For small to mid-size companies seeking to create partnerships with healthcare corporations, critical factors for success include quality of service, flexibility in meeting the needs of the client, and pricing.

The economic downturn has had a significant impact on the growth rate and success of businesses across the country. Even within the healthcare industry, leaders and executives are working to identify new approaches to sustain.

However, because of its staying power and overall net worth, the healthcare industry presents myriad opportunities for minority and women business owners to forge ahead.

It (healthcare) is creating more jobs than any industry in the country," said Lisa Kranc, moderator of the forum. "There's room for everybody to take a piece of this growth."

Forum Q&A excerpts

Q: Baptist Health Care recently (contracted) $1.2 million with a women-owned firm based in Wisconsin to implement electronic health records across the whole network. What criteria was used for that decision?

S.C. Reynolds: Electronic health records is a new way to connect all caregivers together to benefit patients we serve. We looked for a solution that was being used by other large healthcare systems in the country. (We) found that there were organizations that we respect greatly...like Northwestern in Chicago, Yale, Cleveland Clinic and many others, who had chosen to use this solution (Epic).

We were looking for a solution that matched our position strategy, benefits the safety and quality of care for our patients, a solution that created efficiencies in workflow. (The) selection process was a rigorous process. Once we came to the top choice, we met with the vendor and had 19 demonstrations over 3 weeks, conducted 1200 surveys, and had overwhelming support for Epic as the choice.

Why did we choose (Epic)? We saw the opportunity for very speedy implementation, we looked at their track record of success, and we also saw a tremendous amount of customer support during the selection and the contracting process. Epic brings us a competitive advantage...provides a better record of patient care, provides ease of access to records. It's a huge investment but we see the opportunity in the future to improve the quality of care for patients.

Q: Best way for new vendor to market their services to healthcare organizations?

Reynolds: You can do the full frontal approach, come straight to us with your ideas or through our materials management office or come through our group purchasing organizations.

Q: Supply chain – 30 percent of costs are contained in the supply chain. All panelists talked about the largest area of focus for minority business opportunity...a lot of organizations are focusing on it and want to cut costs as much as 15 to 20 percent. Sounds like a lofty goal. How are you challenging your organizations to meet that goal?
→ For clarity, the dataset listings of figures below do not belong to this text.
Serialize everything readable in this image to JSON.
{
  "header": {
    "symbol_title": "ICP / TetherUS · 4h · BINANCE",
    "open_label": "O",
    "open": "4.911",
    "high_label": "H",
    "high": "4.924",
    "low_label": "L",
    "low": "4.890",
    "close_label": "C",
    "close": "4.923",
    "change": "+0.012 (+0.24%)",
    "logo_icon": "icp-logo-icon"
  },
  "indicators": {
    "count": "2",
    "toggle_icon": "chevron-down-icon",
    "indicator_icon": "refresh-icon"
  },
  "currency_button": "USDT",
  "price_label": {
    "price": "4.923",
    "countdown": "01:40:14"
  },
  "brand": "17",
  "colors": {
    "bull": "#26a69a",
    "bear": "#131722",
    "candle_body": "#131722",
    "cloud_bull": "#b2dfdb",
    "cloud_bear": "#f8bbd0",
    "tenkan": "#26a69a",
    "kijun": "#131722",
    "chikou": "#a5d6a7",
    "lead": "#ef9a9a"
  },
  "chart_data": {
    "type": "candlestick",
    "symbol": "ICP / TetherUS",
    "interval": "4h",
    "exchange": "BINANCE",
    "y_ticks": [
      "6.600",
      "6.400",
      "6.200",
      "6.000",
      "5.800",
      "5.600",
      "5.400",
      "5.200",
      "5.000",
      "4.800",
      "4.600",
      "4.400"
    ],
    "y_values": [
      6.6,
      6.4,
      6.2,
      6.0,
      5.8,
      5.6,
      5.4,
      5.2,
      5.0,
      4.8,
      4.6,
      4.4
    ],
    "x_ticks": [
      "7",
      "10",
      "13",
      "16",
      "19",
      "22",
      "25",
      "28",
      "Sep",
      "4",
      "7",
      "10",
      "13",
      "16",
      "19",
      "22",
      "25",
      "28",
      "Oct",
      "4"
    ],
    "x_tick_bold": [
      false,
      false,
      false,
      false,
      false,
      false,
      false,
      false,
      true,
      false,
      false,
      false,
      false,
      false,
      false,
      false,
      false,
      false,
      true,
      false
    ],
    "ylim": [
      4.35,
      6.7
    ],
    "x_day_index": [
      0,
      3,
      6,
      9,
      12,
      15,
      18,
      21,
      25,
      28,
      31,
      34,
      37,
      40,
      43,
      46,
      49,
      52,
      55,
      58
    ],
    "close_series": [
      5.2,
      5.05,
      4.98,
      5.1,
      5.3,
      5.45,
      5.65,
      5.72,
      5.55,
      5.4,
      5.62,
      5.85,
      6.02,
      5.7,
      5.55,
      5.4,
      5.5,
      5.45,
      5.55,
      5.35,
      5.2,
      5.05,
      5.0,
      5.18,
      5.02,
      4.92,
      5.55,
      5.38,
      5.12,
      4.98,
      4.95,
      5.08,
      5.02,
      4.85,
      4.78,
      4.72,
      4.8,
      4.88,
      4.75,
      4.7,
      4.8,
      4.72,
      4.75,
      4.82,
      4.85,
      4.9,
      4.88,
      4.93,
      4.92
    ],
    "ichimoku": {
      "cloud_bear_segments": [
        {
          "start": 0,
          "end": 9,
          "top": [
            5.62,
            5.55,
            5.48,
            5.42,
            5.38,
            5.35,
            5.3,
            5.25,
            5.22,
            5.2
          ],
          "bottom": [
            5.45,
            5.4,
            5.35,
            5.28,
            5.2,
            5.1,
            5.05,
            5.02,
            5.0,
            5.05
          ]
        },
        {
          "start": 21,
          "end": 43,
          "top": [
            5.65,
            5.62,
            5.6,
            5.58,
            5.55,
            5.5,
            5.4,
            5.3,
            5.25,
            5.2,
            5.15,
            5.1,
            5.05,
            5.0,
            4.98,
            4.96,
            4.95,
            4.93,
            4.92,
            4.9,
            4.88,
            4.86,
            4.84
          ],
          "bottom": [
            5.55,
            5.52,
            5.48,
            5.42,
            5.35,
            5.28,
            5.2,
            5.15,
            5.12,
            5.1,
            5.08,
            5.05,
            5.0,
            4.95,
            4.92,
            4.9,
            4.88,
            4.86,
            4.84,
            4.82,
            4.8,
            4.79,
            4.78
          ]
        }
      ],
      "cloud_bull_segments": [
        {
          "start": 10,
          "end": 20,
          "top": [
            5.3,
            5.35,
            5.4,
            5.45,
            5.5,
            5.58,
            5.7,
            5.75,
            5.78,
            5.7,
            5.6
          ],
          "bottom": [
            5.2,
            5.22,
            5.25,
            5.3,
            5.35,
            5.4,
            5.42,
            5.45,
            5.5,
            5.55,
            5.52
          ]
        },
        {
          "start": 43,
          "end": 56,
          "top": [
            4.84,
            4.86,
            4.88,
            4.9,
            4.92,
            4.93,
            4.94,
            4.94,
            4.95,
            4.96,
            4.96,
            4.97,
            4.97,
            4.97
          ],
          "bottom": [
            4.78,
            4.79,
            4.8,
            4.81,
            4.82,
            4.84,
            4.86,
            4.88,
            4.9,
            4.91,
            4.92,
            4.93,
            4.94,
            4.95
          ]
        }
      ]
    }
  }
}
R. Coopwood: We seek to find direction with senior leadership and supply chain management to look at opportunities to continue to narrow down costs....We challenge our GPO (group purchasing organizations) vendors to give us good prices in order to meet reductions in costs.

(The Economic Development Forum brings together local and national business and thought leaders to focus on the power of economic development to transform the Memphis community, and to discuss strategies for minority business development and growth in the Mid-South region.)